Sorolla Highlights \ Sad Inheritance!, 1899

Oil painting of a group of children with disabilities swimming nude in the sea accompanied by an adult wearing dark clothing.
Joaquín Sorolla y Bastida (1863-1923), Sad Inheritance!, 1899. Colección Fundación BancajaCredit

Sorolla: Spanish Master of Light focuses on the life and work of Joaquín Sorolla (1863–1923), who is often referred to as Spain's Impressionist. 

The exhibition—the first in Ireland—comes to Dublin following its acclaimed run at the National Gallery, London, and features over fifty works spanning Sorolla's prolific career. Here, we focus on a poignant highlight of the exhibition called Sad Inheritance!, on loan from Colección Fundación Bancaja.

Painted on a monumental scale in 1899, Sad Inheritance! is considered one of the most powerful and enduring images that Sorolla ever made.
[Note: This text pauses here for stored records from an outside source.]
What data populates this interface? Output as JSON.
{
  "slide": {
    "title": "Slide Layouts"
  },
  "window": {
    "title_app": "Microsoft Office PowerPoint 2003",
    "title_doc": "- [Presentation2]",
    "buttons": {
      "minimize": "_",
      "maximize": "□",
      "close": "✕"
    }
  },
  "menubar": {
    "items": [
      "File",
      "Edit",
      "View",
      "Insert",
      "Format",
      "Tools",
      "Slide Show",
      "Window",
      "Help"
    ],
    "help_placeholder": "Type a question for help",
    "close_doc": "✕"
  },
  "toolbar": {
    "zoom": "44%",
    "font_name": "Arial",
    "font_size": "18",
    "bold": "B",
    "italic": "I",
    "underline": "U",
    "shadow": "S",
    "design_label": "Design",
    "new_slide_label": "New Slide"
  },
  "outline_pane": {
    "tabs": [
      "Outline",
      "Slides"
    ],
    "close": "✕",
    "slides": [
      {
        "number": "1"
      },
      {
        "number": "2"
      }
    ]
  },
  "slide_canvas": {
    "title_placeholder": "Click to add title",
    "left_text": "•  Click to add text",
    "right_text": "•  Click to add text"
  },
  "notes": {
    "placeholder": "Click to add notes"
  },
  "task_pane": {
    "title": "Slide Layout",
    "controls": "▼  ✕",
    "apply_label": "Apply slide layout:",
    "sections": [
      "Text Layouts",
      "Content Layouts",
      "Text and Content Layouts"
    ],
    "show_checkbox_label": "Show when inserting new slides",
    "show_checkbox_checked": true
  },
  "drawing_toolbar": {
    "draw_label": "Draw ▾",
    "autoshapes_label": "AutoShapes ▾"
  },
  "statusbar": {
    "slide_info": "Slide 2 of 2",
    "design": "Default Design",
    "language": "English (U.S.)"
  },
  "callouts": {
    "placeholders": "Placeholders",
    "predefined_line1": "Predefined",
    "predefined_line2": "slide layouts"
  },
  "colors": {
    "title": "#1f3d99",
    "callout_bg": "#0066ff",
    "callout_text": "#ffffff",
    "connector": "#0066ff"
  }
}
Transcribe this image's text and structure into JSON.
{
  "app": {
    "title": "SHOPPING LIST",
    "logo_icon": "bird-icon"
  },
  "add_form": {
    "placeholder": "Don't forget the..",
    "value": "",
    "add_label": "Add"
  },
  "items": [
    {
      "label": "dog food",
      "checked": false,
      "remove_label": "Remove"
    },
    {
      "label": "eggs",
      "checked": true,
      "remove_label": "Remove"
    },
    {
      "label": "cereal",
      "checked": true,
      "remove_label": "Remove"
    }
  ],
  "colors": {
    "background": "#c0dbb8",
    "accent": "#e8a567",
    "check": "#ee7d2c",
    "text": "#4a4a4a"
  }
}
Depicting a moment that the artist witnessed personally on Valencia’s Malvarrosa beach, the scene shows a group of disabled children bathing naked, as was customary, assisted by a robed Brother of Saint John of God, here a figure of Christian charity.

The title implies that the children’s disabilities were attributable to their parents’ sexually transmitted diseases or alcoholism, conditions which were viewed as moral failings at the time. It is now believed, however, that they were victims of a polio epidemic. Though the work won a coveted Grand Prix in Paris in 1900, placing the artist firmly in the international spotlight, Sorolla said that he ‘suffered terribly’ when he painted it, and determined ‘never to paint a subject like that again’.

Sorolla: Spanish Master of Light was on view 10 August - 3 November 2019.